A Tradition of Irises
By Connie Sturm Cameron

"Never will I leave you; never will I forsake you."
Hebrews 13:5

For fourteen years I had looked forward to the irises blooming at the end of our driveway. It was a sign to me that winter was officially over. Flanking both ends of the driveway and inter-mixed in solid yellow and purple, they were always a welcome sight.

But also each spring I threatened to dig them up in the fall and separate their colors, thinking they would look better grouped by color.

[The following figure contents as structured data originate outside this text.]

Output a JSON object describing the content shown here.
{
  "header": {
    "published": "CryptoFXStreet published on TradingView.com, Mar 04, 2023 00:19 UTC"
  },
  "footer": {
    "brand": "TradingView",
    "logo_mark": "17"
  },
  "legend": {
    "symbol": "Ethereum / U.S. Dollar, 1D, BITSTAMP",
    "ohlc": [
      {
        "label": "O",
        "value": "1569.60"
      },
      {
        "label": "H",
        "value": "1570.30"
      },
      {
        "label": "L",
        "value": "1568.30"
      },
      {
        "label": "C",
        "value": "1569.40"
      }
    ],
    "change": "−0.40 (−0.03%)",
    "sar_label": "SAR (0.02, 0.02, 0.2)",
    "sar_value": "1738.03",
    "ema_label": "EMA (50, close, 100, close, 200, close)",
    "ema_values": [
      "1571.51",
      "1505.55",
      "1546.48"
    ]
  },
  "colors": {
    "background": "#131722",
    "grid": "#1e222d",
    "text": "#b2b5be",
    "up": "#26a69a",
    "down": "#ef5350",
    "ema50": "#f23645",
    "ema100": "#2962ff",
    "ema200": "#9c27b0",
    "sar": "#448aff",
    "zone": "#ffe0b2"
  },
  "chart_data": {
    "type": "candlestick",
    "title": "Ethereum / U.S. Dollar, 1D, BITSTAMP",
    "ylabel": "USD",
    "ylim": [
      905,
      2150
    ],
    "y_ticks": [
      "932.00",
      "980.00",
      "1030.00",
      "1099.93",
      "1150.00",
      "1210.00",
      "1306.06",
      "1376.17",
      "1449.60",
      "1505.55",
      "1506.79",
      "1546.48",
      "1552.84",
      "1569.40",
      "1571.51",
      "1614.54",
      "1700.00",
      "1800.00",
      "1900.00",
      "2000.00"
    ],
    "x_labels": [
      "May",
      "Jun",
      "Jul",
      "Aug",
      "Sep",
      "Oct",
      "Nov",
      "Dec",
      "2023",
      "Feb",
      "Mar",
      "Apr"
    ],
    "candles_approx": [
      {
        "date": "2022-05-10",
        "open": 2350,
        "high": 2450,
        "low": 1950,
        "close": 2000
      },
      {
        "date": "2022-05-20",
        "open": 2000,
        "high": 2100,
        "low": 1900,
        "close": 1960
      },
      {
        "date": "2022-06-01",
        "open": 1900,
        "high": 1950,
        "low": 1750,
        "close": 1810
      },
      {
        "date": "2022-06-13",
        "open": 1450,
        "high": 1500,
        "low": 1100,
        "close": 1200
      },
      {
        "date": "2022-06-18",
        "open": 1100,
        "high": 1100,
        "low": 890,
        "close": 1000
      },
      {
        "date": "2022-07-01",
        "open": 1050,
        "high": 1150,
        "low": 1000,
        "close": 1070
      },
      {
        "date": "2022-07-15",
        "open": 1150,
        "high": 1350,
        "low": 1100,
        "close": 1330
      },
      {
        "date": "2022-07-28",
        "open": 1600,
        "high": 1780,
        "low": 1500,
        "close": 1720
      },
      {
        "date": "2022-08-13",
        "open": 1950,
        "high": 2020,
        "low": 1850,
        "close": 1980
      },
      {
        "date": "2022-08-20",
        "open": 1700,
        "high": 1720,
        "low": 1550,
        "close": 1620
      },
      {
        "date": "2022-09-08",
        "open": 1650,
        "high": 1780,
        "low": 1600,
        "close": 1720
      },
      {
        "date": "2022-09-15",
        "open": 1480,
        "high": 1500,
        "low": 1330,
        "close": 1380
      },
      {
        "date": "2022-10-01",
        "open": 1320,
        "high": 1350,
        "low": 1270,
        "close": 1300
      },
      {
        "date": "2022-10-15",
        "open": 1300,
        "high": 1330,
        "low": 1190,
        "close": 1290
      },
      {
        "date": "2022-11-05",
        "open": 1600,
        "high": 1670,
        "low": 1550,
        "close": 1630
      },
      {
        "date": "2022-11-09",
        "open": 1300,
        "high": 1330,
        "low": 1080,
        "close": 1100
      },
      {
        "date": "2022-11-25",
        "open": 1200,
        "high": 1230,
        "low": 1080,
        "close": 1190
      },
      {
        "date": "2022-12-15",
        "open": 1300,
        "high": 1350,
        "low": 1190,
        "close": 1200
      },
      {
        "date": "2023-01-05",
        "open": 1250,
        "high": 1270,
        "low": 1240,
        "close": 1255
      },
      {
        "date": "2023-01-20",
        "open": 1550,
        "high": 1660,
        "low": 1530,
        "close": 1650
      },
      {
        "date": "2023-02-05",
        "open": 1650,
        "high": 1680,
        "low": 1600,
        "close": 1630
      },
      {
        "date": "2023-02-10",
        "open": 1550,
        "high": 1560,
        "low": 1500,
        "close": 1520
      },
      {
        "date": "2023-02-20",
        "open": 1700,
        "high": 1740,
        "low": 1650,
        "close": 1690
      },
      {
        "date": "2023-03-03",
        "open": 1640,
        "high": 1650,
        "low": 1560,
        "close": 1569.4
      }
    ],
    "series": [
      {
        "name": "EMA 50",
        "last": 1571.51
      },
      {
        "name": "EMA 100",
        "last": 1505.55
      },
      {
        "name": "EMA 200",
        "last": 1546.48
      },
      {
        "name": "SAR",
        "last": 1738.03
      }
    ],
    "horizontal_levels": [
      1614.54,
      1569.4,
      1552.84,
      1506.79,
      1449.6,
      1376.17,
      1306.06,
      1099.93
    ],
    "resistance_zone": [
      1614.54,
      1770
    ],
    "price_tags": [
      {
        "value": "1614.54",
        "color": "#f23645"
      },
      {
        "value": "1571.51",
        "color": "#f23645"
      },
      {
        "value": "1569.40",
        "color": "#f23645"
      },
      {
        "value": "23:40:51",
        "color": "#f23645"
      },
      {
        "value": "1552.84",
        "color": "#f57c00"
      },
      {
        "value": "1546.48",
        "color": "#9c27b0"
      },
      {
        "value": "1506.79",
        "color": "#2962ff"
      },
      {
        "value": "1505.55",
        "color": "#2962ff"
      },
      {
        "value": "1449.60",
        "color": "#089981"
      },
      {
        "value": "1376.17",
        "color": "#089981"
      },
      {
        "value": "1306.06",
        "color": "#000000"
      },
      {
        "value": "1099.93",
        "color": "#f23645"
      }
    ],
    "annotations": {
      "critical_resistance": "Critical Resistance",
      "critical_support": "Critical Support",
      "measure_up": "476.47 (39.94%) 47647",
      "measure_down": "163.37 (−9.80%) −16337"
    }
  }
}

I went so far as to mark the stalks of all the yellow flowers.

The following fall, when it came time to perform the "operation," I grabbed the shovel from the garage, set it in the wheelbarrow, pulled on my gloves and, determined to get the job done, headed down the driveway.

"Mom, don't separate them – they're tradition," my son Chase exclaimed as I swerved the wheelbarrow to miss his bike.

"Tradition?"

"Yeah," six-year-old Chelsea added, "I like waiting for the bus and smelling the grape and lemon."

"Grape and lemon?"

Shaking my head and trying to make sense of this unexpected outburst, I begrudgingly turned the wheelbarrow around, deciding I could live with the mixed colors after all.

A few years later we sold that home and moved to an old farmhouse in the country. I intended to dig up some of those "traditional" bulbs before moving, but it never got scratched off my "to do" list. There was such a frenzy of last-minute details to tend to; there simply wasn't time for flowers.

The first spring at our old homestead followed a long, hard winter – a winter of forcing myself to adjust to my "new" surroundings. Not only was the farmhouse smaller than our previous home, it had fewer amenities, including older appliances. As the winter dragged on, instead of accepting my surroundings, I became even more homesick.

One day in late May, I found myself gazing out the back kitchen window, mesmerized by the sun glistening off our acre-wide pond. Located just yards from the back deck, it lured me outside.

I had no sooner taken two steps off the deck when I suddenly remembered the irises. I clamped my eyes shut and swallowed hard.

This was a mistake to come outside – there are no irises to greet me.

For some unknown reason, though, my feet didn't want to move. With my eyes still shut, I inhaled deeply. The air was poignantly fresh and sweet, and I was so homesick for our other house and those irises, that I could even smell a hint of lemon in the air.

When I opened my eyes, the glare off the pond was blindingly bright. I had to squint and keep my head lowered as I strolled downhill toward the dock, deeply inhaling that wonderful aroma. Basking in both the sunshine and the peace that immediately engulfed me, I finally looked up.

My eyes were instantly drawn to the edge of the pond and the green spiked leaves that I had watched grow all spring from the kitchen window. There was something yellow nestled on top of many of them.

Strolling closer to the pond for a better look, I stopped dead in my tracks. I couldn't believe what I saw! I bent over for a closer look.

Dozens of miniature, wild, yellow irises flanked the edge of the pond, and . . . they even smelled faintly of lemons!

Elated, I wanted to share this new discovery with someone, but no one was home. Too excited to go back inside, I joyfully picked a few of the flowers and started for our mailbox, almost one-half mile down our country lane.

After taking out the mail, I turned toward home.

Hmmm, what's that?

Across from the mailbox on the other side of our driveway, was a large, gnarly oak tree. At the base of the trunk and nestled in the weeds was something purple.

Wildflowers?

I strolled the few steps to where they were . . . and froze.

Standing transfixed, I watched as wild purple irises softly swayed in the breeze, almost as if they were waving God's promise, "I will never leave you or forsake you."